Lucious (Terrence Howard) is becoming a better villain - what with the allusions to him being a vampire, to his continued monstrous treatment of his children at their lowest points. That scene in the limo -- in which he mocks Andre's (Trai Byers) mental health issues, Jamal for being gay and Hakeem (Bryshere Y. Gray) for being spoiled -- was cruel, sure, but also sets him up as the best kind of Devil: principled. He says, for the umpteenth time this season, that his children (and Cookie Taraji P. Henson) deride him for being a bloodthirsty beast while benefiting from all his evil enables. And he's not wrong. All their problems are in some way connected to how others perceive them yet none of them, for all the disgust they claim to have of Lucious, are willing to walk away from the luxury and privilege his deeds affords. Their hypocrisy makes their moral grandstanding moot.

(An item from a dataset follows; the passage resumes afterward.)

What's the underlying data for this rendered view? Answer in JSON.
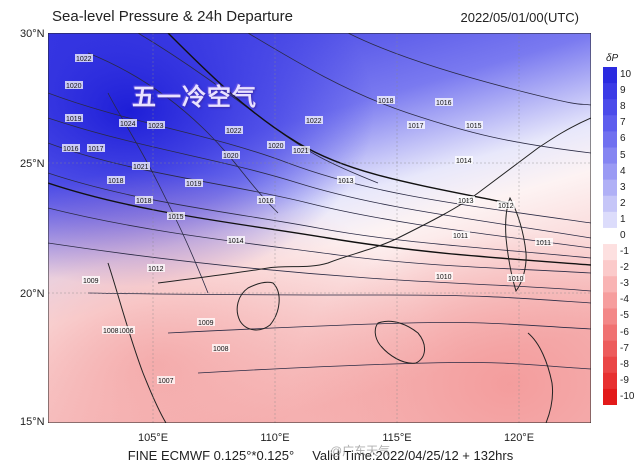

Trai Byers, Jussie Smollett and Bryshere Gray in Empire

Lucious knows how to work his sons' weaknesses and lay traps for them like no other.


Empire promised that it would double down on the family story this season; it has, and it's working. Just when Jamal feels like he can trust Lucious -- making a deal to sing with Kitty in exchange for control over his album -- Lucious betrays him yet again by releasing his work. It's a dirty move, sure, but ultimately in the best interest of Empire and Jamal who'll end up getting a check. Andre, seething with anger over his father's insinuation that he's forgotten that he's black, comes to realize his entire experience with the police last week was a set up by Lucious' half-brother/FBI agent Tariq (Morocco Omari) and that his freedom could rely on giving up his father - the guy who keeps him shackled in golden handcuffs. Of course, implicit here is sons' primal desire for their fathers' acceptance and approval, a subconscious yearning Lucious exploits at every opportunity.

6 times Lucious Lyon reminded us he's basically the devil

Only Cookie seems to have figured out how to break the Lucious spell, firmly separating her heart from her pocketbook and stepping up to go to war with him over the business. To be honest, that story line sounded slightly trite and well-worn at the outset of the season but, it's still compelling. If anyone has a right to half it's her - having helped build it all and having served time in the clink for it too. Up until now, she's been just as much Iago as Lucious, having dismissed the stupid social norms most people abide by a long time ago. Now though, with Angelo Dubois (Taye Diggs) tempting her with good-natured deeds and his sexual chocolate, she may be making a 180. Her steering one of Angelo's kids away from hip-hop to go college says she's awake to the destruction Lucious causes at every turn. The codes of the street are starting to look less appealing.

Terrence Howard in Empire

Lucious is becoming a much better villain -- using principles and people's most vulnerable spots to get ahead.


What we have now is a program we all knew and once loved showing signs of a return to glory. And not a moment too soon either, with Peak TV entering Peak Blackness as a slate of very good majority Afro-American shows break viewing records (Luke Cage, Power) and wow critics (Atlanta.) Of course, there's a seat at the table for all of them but in this climate, the quiet ask has been for Empire to step its game up. So far, so good.

Empire airs Wednesdays at 9/8c on Fox.